Vaux Nicholson
- Full name: Vaux Morisset Nicholson
- Born: 18 November 1917 Beaudesert, QLD, Australia
- Died: 9 February 1976 (aged 58) near Gatton, QLD, Australia
- Height: 176 cm (5 ft 9 in)
- Weight: 76 kg (168 lb)
- School: The Southport School
- University: University of Queensland
- Notable relative(s): Fred Nicholson (father) Frank Nicholson (uncle)
- Occupation: Barrister / Judge

Rugby union career
- Position: Wing

Provincial / State sides
- Years: Team / Apps / (Points)
- 1938–39: Queensland

International career
- Years: Team / Apps / (Points)
- 1939–40: Australia

= Vaux Nicholson =

Vaux Morisset Nicholson (18 November 1917 – 9 February 1976) was an Australian international rugby union player.

==Biography==
Nicholson was the son of Wallabies winger Fred Nicholson and the nephew of national captain Frank Nicholson. Raised in the Queensland town of Beaudesert, where his father was a solicitor, Nicholson was educated at The Southport School and the University of Queensland. He played rugby for the university while pursuing a degree in law.

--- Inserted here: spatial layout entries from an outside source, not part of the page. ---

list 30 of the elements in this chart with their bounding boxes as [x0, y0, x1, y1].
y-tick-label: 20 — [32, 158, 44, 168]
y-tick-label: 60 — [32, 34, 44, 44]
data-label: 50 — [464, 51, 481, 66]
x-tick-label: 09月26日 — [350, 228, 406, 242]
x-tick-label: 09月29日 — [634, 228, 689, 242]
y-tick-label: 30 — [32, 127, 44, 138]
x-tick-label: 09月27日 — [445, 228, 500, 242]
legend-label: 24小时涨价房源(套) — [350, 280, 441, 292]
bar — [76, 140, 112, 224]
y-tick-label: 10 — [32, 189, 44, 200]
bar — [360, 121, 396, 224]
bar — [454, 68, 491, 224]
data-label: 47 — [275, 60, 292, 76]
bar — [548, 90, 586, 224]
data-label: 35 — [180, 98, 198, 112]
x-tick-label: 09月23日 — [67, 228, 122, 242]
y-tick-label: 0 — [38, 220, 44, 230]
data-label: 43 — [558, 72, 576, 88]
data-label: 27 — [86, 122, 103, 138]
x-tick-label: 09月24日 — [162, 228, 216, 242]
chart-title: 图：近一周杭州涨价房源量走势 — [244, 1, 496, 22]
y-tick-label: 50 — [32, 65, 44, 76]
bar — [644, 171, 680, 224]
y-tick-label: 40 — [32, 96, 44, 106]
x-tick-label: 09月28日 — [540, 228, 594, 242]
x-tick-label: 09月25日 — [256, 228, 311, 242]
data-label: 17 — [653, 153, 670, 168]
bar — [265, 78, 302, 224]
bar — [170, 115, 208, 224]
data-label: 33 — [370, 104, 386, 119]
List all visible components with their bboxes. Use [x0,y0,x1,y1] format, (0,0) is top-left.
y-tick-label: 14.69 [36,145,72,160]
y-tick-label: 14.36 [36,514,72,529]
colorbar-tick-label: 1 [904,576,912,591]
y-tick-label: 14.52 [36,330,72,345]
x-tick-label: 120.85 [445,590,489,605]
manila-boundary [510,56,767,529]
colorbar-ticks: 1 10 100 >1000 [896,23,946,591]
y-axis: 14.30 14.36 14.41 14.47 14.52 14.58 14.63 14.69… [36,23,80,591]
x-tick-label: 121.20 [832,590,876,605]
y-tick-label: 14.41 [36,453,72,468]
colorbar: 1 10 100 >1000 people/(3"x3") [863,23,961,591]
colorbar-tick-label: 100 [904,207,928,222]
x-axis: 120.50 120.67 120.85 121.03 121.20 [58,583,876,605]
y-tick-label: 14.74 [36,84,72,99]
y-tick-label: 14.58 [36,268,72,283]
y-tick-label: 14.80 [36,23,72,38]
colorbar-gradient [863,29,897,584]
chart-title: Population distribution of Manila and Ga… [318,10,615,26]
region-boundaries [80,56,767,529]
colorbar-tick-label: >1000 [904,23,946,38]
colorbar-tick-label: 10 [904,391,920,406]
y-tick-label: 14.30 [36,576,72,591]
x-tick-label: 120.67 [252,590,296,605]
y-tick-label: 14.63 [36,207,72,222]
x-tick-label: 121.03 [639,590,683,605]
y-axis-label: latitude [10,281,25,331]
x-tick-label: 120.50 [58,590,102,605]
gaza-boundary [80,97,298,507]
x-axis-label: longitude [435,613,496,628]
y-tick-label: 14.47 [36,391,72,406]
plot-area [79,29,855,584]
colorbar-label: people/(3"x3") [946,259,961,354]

A wing three-quarter, Nicholson scored a try on his Queensland debut in 1938, against New South Wales in Sydney. He crossed for three tries against the same opponent a year later to put himself in contention for the ill-fated 1939–40 Wallabies tour and after performing well in the trials was one of four specialist wingers selected. Two days after the team arrived in Southampton, Britain declared war on Nazi Germany and the tour was consequently called off.

Nicholson served in the AIF during the war and reached the rank of lieutenant. He was captured by the Japanese in Malaya and sent to a Borneo prison of war camp near Sandukan, from which he returned in a poor condition.

After a brief return to rugby, Nicholson was forced to give the sport up due to his physical state and concentrated on studies, completing his law degree in 1949. He became a barrister and was later a District Court Judge.

Nicholson died in a car accident in 1976 while travelling on the Warrego Highway outside Gatton.